A Ruddy good read
Renaissance man Pat Ruddy has not let his fifth new hip stop him in his tracks and produced a new book that every serious golf lover should have in their collection.
The irrepressible commander-in-chief of The European Club in Co Wicklow has penned "Holes In My Head" in which he muses over the first 50 years of his design career and "a lifetime dreaming golf holes."
His view that golf is "more difficult than chess" is backed up with the factoid that after their first moves, chess players are faced with over 400 options for their second move.
"After two moves each the players are faced with what could be described as 72,084 bunkers, and after three moves each of their problems explodes to 9-million-plus possibilities... Which raises the question: How much more difficult is golf?"
He muses on the debate of the "big course" versus the "small", comparing them to pianos "....domestic, grand and bellowing organ", adding that "the player doesn't have to extract the full potential from the grand piano every time. But there is excitement knowing what can be done."
The distance debate is given due attention with the affable Ruddy pointing out that with championship players now living in the 60s on courses measuring 7,400 yards, "it may not be too long before they plunge into the 50s with regularity."
He's not an advocate of length for everyone, just the select few and those who wish to play The European Club at its fullest extent - 7,490 yards - can play the grand piano to their heart's content, if they are brave enough.
Now that it almost touches 7,500 yards, The European Club belongs in the heavyweight division according to Ruddy's new pugilistic designation for courses when examining the various Top-100 lists compiled by the golf magazines.
No fewer than 146 courses are ranked by GOLF magazine and Golf Digest, and they include 49 heavyweights of 7,200-plus yards or more; 37 middleweights of between 7,000 and 7,199 yards; 26 welterweights of 6,800 to 6,999 yards; and 38 lightweights of below 6,800 yards.
In short, he believes the bigger the course, the greater the possibility of offering multiple challenges to golfers of all shapes and sizes from the tiger to the rabbit.
Any course in the 6,800-yard range must be a design masterpiece to continue impressing the raters.
Knowing the man, he has many more holes in his head that will keep golfers amused for generations to come.

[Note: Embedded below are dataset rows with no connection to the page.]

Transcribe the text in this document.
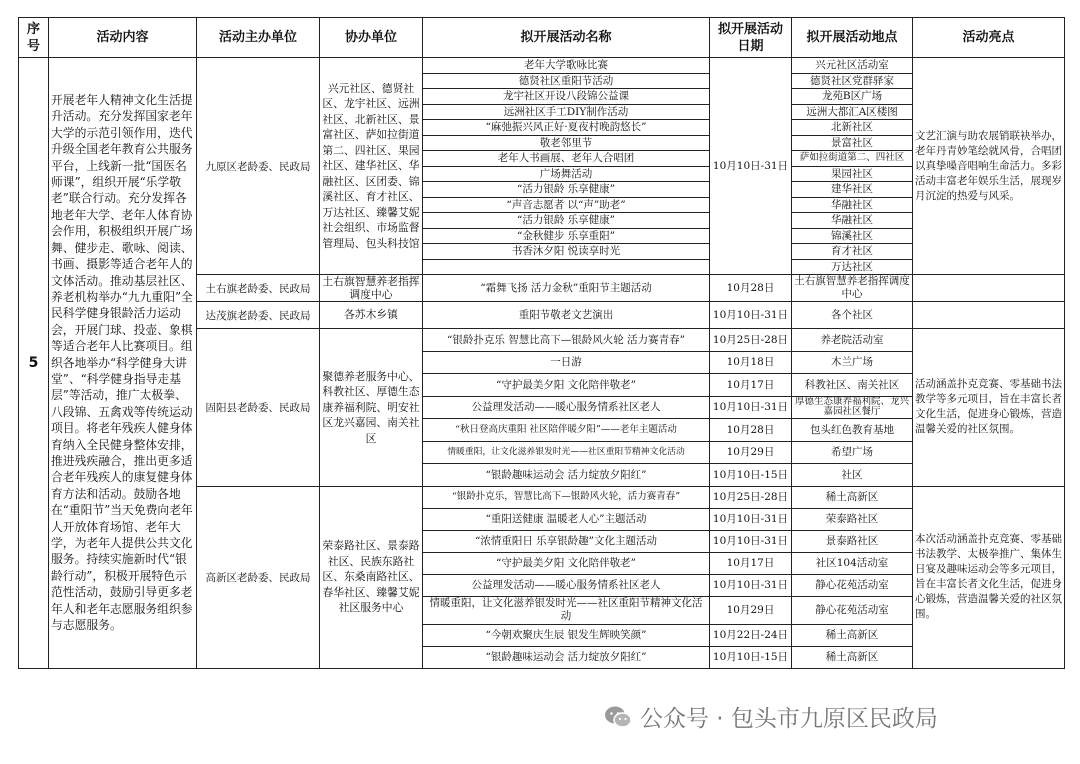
序号	活动内容	活动主办单位	协办单位	拟开展活动名称	拟开展活动日期	拟开展活动地点	活动亮点
5	开展老年人精神文化生活提升活动。充分发挥国家老年大学的示范引领作用，迭代升级全国老年教育公共服务平台，上线新一批“国医名师课”，组织开展“乐学敬老”联合行动。充分发挥各地老年大学、老年人体育协会作用，积极组织开展广场舞、健步走、歌咏、阅读、书画、摄影等适合老年人的文体活动。推动基层社区、养老机构举办“九九重阳”全民科学健身银龄活力运动会，开展门球、投壶、象棋等适合老年人比赛项目。组织各地举办“科学健身大讲堂”、“科学健身指导走基层”等活动，推广太极拳、八段锦、五禽戏等传统运动项目。将老年残疾人健身体育纳入全民健身整体安排，推进残疾融合，推出更多适合老年残疾人的康复健身体育方法和活动。鼓励各地在“重阳节”当天免费向老年人开放体育场馆、老年大学，为老年人提供公共文化服务。持续实施新时代“银龄行动”，积极开展特色示范性活动，鼓励引导更多老年人和老年志愿服务组织参与志愿服务。	九原区老龄委、民政局	兴元社区、德贤社区、龙宇社区、远洲社区、北新社区、景富社区、萨如拉街道第二、四社区、果园社区、建华社区、华融社区、区团委、锦溪社区、育才社区、万达社区、臻馨艾妮社会组织、市场监督管理局、包头科技馆	老年大学歌咏比赛	10月10日-31日	兴元社区活动室	文艺汇演与助农展销联袂举办，老年丹青妙笔绘就风骨，合唱团以真挚嗓音唱响生命活力。多彩活动丰富老年娱乐生活，展现岁月沉淀的热爱与风采。
				德贤社区重阳节活动		德贤社区党群驿家	
				龙宇社区开设八段锦公益课		龙苑B区广场	
				远洲社区手工DIY制作活动		远洲大都汇A区楼图	
				“麻弛振兴风正好·夏夜村晚韵悠长”		北新社区	
				敬老邻里节		景富社区	
				老年人书画展、老年人合唱团		萨如拉街道第二、四社区	
				广场舞活动		果园社区	
				“活力银龄 乐享健康”		建华社区	
				“声音志愿者 以“声”助老”		华融社区	
				“活力银龄 乐享健康”		华融社区	
				“金秋健步 乐享重阳”		锦溪社区	
				书香沐夕阳 悦读享时光		育才社区	
						万达社区	
		土右旗老龄委、民政局	土右旗智慧养老指挥调度中心	“霜舞飞扬 活力金秋”重阳节主题活动	10月28日	土右旗智慧养老指挥调度中心	
		达茂旗老龄委、民政局	各苏木乡镇	重阳节敬老文艺演出	10月10日-31日	各个社区	
		固阳县老龄委、民政局	聚德养老服务中心、科教社区、厚德生态康养福利院、明安社区龙兴嘉园、南关社区	“银龄扑克乐 智慧比高下—银龄风火轮 活力赛青春”	10月25日-28日	养老院活动室	活动涵盖扑克竞赛、零基础书法教学等多元项目，旨在丰富长者文化生活，促进身心锻炼，营造温馨关爱的社区氛围。
				一日游	10月18日	木兰广场	
				“守护最美夕阳 文化陪伴敬老”	10月17日	科教社区、南关社区	
				公益理发活动——暖心服务情系社区老人	10月10日-31日	厚德生态康养福利院、龙兴嘉园社区餐厅	
				“秋日登高庆重阳 社区陪伴暖夕阳”——老年主题活动	10月28日	包头红色教育基地	
				情暖重阳，让文化滋养银发时光——社区重阳节精神文化活动	10月29日	希望广场	
				“银龄趣味运动会 活力绽放夕阳红”	10月10日-15日	社区	
		高新区老龄委、民政局	荣泰路社区、景泰路社区、民族东路社区、东桑南路社区、春华社区、臻馨艾妮社区服务中心	“银龄扑克乐，智慧比高下—银龄风火轮，活力赛青春”	10月25日-28日	稀土高新区	本次活动涵盖扑克竞赛、零基础书法教学、太极拳推广、集体生日宴及趣味运动会等多元项目，旨在丰富长者文化生活，促进身心锻炼，营造温馨关爱的社区氛围。
				“重阳送健康 温暖老人心”主题活动	10月10日-31日	荣泰路社区	
				“浓情重阳日 乐享银龄趣”文化主题活动	10月10日-31日	景泰路社区	
				“守护最美夕阳 文化陪伴敬老”	10月17日	社区104活动室	
				公益理发活动——暖心服务情系社区老人	10月10日-31日	静心花苑活动室	
				情暖重阳，让文化滋养银发时光——社区重阳节精神文化活动	10月29日	静心花苑活动室	
				“今朝欢聚庆生辰 银发生辉映笑颜”	10月22日-24日	稀土高新区	
				“银龄趣味运动会 活力绽放夕阳红”	10月10日-15日	稀土高新区	
公众号 · 包头市九原区民政局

But those he's already built - at Brittas Bay and beyond - are a testament to his love of a game that makes chess look like child's play.
Buy the book, or better still, drop in to see him at The European Club.
What better way is there to spend a day than play golf all day at Brittas Bay and then sit down for apple pie and ice cream to leaf through a copy of the latest offering by one of Ireland's most entertaining golfing brains.